Overview

I once mistakenly pushed AWS access keys to GitHub. To prevent this, I explored two methods to automatically exclude secret files from Git:

  1. Store secrets on PC as masked files. These are read, decoded, and imported into each project.
  2. Save secrets in the project. They get excluded by Git even if .gitignore is deleted.

Method1: Store Secrets on PC

This method prevents local secret leakage. It involves encoding or decoding secrets using RSA or similar.

Advantages: Secrets are saved once locally and used across projects.

Disadvantages:

  • Public and private keys must be maintained for encoding and decoding.
  • Keys cannot be directly accessed until the file is decoded.

Due to these disadvantages, I abandoned this method.

Method2: Save Secrets in the Project

It would exclude a project’s env secret file from Git, apart from using .gitignore.

Git-Secret from Github

git-secret provides file access permission to certain users using an encoder-decoder method. However, it doesn’t automatically exclude files from .github.

Git Secrets from Another Github

This solution targets individual secrets, not the whole file. It involves storing plain secrets in a config file that is automatically ignored after initializing git secrets init.

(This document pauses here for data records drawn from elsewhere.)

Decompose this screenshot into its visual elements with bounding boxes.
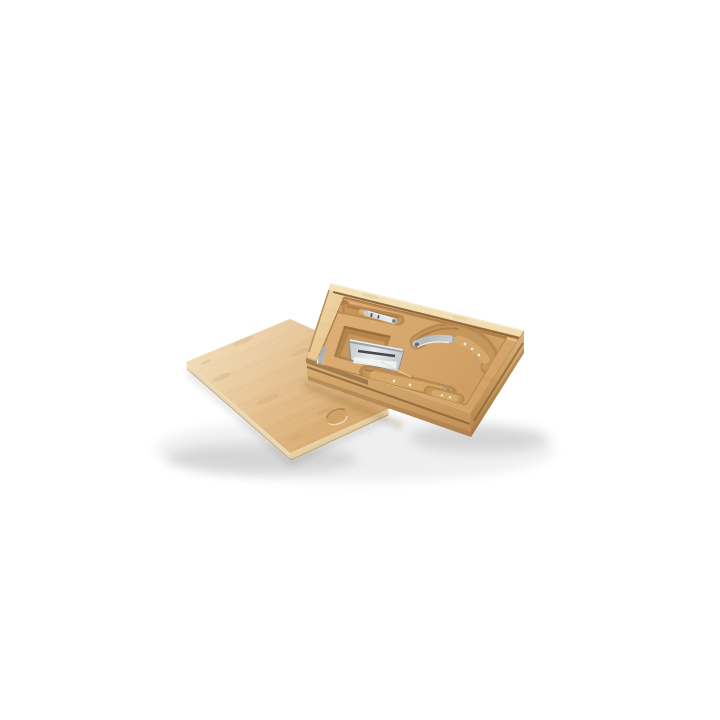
product-photo <box>0 0 720 720</box>
bamboo-cheese-set-photo <box>0 0 720 720</box>
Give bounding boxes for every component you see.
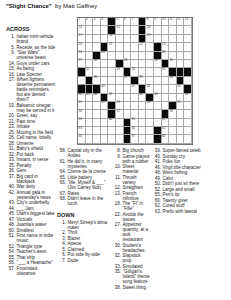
clue-text: Juanita's water bbox=[17, 222, 57, 227]
clue-text: Gem bbox=[17, 168, 57, 173]
white-square[interactable]: 21 bbox=[108, 43, 116, 51]
white-square[interactable] bbox=[177, 60, 185, 68]
white-square[interactable] bbox=[184, 26, 192, 34]
clue-text: War deity bbox=[17, 184, 57, 189]
down-clue-column-3: 39.Super-famed celeb40.Sunday cry41.Poke… bbox=[152, 148, 229, 214]
cell-number: 8 bbox=[147, 18, 149, 21]
clue-item: 48.Juanita's water bbox=[6, 222, 56, 227]
white-square[interactable]: 22 bbox=[139, 43, 147, 51]
cell-number: 15 bbox=[116, 26, 119, 29]
cell-number: 56 bbox=[79, 110, 82, 113]
clue-number: 12. bbox=[112, 185, 123, 190]
white-square[interactable]: 36 bbox=[93, 77, 101, 85]
white-square[interactable] bbox=[184, 43, 192, 51]
clue-item: 5.Claimed bbox=[57, 247, 108, 252]
clue-number: 5. bbox=[57, 247, 68, 252]
white-square[interactable] bbox=[146, 135, 154, 143]
white-square[interactable] bbox=[86, 110, 94, 118]
cell-number: 21 bbox=[109, 43, 112, 46]
white-square[interactable] bbox=[146, 52, 154, 60]
white-square[interactable] bbox=[101, 119, 109, 127]
clue-number: 63. bbox=[152, 209, 163, 214]
white-square[interactable]: 66 bbox=[78, 135, 86, 143]
white-square[interactable]: 38 bbox=[139, 77, 147, 85]
white-square[interactable] bbox=[139, 52, 147, 60]
clue-number: 6. bbox=[57, 252, 68, 257]
white-square[interactable]: 39 bbox=[169, 77, 177, 85]
black-square bbox=[154, 127, 162, 135]
white-square[interactable] bbox=[116, 77, 124, 85]
white-square[interactable] bbox=[78, 77, 86, 85]
white-square[interactable] bbox=[177, 43, 185, 51]
white-square[interactable]: 47 bbox=[108, 94, 116, 102]
clue-text: Victuals bbox=[17, 217, 57, 222]
down-header: DOWN bbox=[57, 212, 108, 218]
white-square[interactable] bbox=[116, 52, 124, 60]
clue-text: Utah's biggest lake bbox=[17, 211, 57, 216]
clue-text: Put back bbox=[17, 152, 57, 157]
white-square[interactable] bbox=[154, 68, 162, 76]
white-square[interactable]: 6 bbox=[124, 18, 132, 26]
white-square[interactable] bbox=[86, 43, 94, 51]
white-square[interactable]: 57 bbox=[116, 110, 124, 118]
cell-number: 60 bbox=[109, 118, 112, 121]
white-square[interactable]: 7 bbox=[131, 18, 139, 26]
clue-number: 5. bbox=[6, 45, 17, 50]
cell-number: 32 bbox=[86, 68, 89, 71]
down-clues-part1: 1.Meryl Streep's alma mater2.Thrill3.Bla… bbox=[57, 220, 108, 263]
white-square[interactable] bbox=[86, 127, 94, 135]
white-square[interactable] bbox=[169, 119, 177, 127]
clue-item: 67.Rates bbox=[57, 191, 108, 196]
white-square[interactable] bbox=[86, 26, 94, 34]
white-square[interactable] bbox=[101, 135, 109, 143]
white-square[interactable]: 15 bbox=[116, 26, 124, 34]
clue-item: 63.Prefix with lateral bbox=[152, 209, 229, 214]
cell-number: 19 bbox=[147, 34, 150, 37]
white-square[interactable] bbox=[146, 43, 154, 51]
cell-number: 6 bbox=[124, 18, 126, 21]
clue-item: 17.When fighters deserve permanent battl… bbox=[6, 77, 56, 102]
black-square bbox=[139, 26, 147, 34]
clue-item: 32.Slapstick prop bbox=[112, 253, 150, 263]
white-square[interactable]: 4 bbox=[101, 18, 109, 26]
clue-text: Student's headaches bbox=[123, 243, 151, 253]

  1. In scripts, when import values from config file, calling them with the following format in scripts:
  DATABASE_HOST=
  DATABASE_PORT=
  DATABASE_NAME=
  DATABASE_PASSWORD=
  1. Get scripts with plain secret values by rendering the config into it
  git secrets add file <script1> -t <script1_plain_value>
  git secrets render env

The rendered script (with plain value) would be the following:

  DATABASE_HOST=database_value
  DATABASE_PORT=database_port_value
  DATABASE_NAME=dataname_value
  DATABASE_PASSWORD=database_password_value

Generally, if we want to import value from config, have to run the git secrets add and git secrets render. Rendered scripts can be deleted any time and do rendering again if needs to run scripts.

  1. In addition, it provides a single command to scan, checking whether in any file file, it stores the secret value as the config keeps.

After trying this, it’s still troublesome every time I had to generate an rendered scripts. It may avoid the risk that the rendered scripts would be pushed into the github, since that single command can do the scanning.

Git Secrets from AWS Labs

git secrets from AWS Labs was the final solution I explored. It involves installing and running git secrets in .git, registering default AWS Accesskey format, adding custom prohibited patterns, and scanning the repo for these patterns.

Steps to Install in Linux

Requires Sudo Permission

git clone https://github.com/awslabs/git-secrets#nix-linux-macos 
make install

Steps to Run

  1. Initialize git secrets in .git
      cd /path/to/my/repo 
      git secrets --install
    
  2. Add default regex AWS Accesskey format, prohibiting to upload matched formats to cloud
      git secrets --register-aws 
      git secrets --register-aws --global
    
  3. Customize the prohibited pattern. For example git secrets --add '[A-Z0-9]{20}

  4. Scan the whole repo/folder/file to check whether it includes the prohibited pattern: git secrets --scan {location}

    When committing, it automatically scans the whole repo.

Feedback

This solution is straightforward but could be improved with an auto-encoder to store plain values in a config file and an auto-decoder to import them into scripts.